Flota jest finansowana głównie przez miasto, a prowadzone od lat poszukiwania strategicznego sponsora przynoszą marne rezultaty. Przed rundą jesienną klub nie tylko potrzebuje kilkuset tysięcy złotych na funkcjonowanie, ale również pozostaje zadłużony. W tej sytuacji pierwszoligowiec zwrócił się z prośbą o dodatkowe wsparcie do władz Świnoujścia.
Rozstrzygnięcie takie nie zapadło jednak podczas sesji rady miasta w czwartek. Nie zostanie zwołana także sesja nadzwyczajna z powodu braku wniosku w tej sprawie. Wydarzenia działają na niekorzyść zespołu, z którego dochodzą dotychczas informacje wyłącznie o możliwych osłabieniach.
- Drużyna trenuje na własnych obiektach trzy razy dziennie.
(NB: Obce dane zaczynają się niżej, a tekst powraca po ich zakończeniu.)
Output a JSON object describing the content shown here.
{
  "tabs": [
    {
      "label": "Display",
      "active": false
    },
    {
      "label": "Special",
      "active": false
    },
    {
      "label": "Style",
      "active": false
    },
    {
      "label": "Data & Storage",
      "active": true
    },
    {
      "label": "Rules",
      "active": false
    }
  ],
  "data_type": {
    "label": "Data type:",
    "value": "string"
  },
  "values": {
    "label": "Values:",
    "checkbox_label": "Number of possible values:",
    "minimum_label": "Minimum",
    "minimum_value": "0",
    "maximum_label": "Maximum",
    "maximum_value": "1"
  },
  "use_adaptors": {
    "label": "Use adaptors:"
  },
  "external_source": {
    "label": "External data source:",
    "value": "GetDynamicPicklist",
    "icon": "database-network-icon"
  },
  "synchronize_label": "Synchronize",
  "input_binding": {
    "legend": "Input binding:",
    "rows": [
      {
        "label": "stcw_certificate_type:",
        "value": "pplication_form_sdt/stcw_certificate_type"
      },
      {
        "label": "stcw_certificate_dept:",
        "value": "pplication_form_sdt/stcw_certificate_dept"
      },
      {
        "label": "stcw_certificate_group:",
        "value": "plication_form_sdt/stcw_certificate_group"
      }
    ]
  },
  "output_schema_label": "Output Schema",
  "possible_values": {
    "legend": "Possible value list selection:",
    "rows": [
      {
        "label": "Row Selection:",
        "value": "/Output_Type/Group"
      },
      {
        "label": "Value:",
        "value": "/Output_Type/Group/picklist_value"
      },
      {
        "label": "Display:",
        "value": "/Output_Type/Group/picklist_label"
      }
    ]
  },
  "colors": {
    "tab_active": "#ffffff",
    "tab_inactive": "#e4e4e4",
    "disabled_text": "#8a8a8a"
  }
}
Obecnie nie możemy obiecać pozytywnego zakończenia, nie odbieramy też nadziei. Nie została ogłoszona upadłość, drużyna nie została wycofana z rozgrywek. Trwa intensywne szukanie środków - poinformował klub.
Jeżeli Flota w najbliższym czasie nie otrzyma dofinansowania z miasta lub nie znajdzie sponsora, może zagrać na froncie trzecioligowym, w lidze okręgowej lub zniknąć z piłkarskiej mapy kraju.
W niedzielę do działania przystąpili internauci. Na Facebooku postał specjalny profil "Ratujmy MKS Flota", który w ciągu kilku dni został polubiony przez kilkuset użytkowników. Kibice wspominają, argumentują i apelują o pomoc dla jedynego w województwie pierwszoligowca. - Czas nieubłaganie ucieka, a my nadal stoimy pod znakiem zapytania. Najważniejsze są nasze drużyny. Teraz są okienka transferowe, obozy i sparingi... To nie zabawa i fanaberie - zaapelowano na profilu inicjatywy.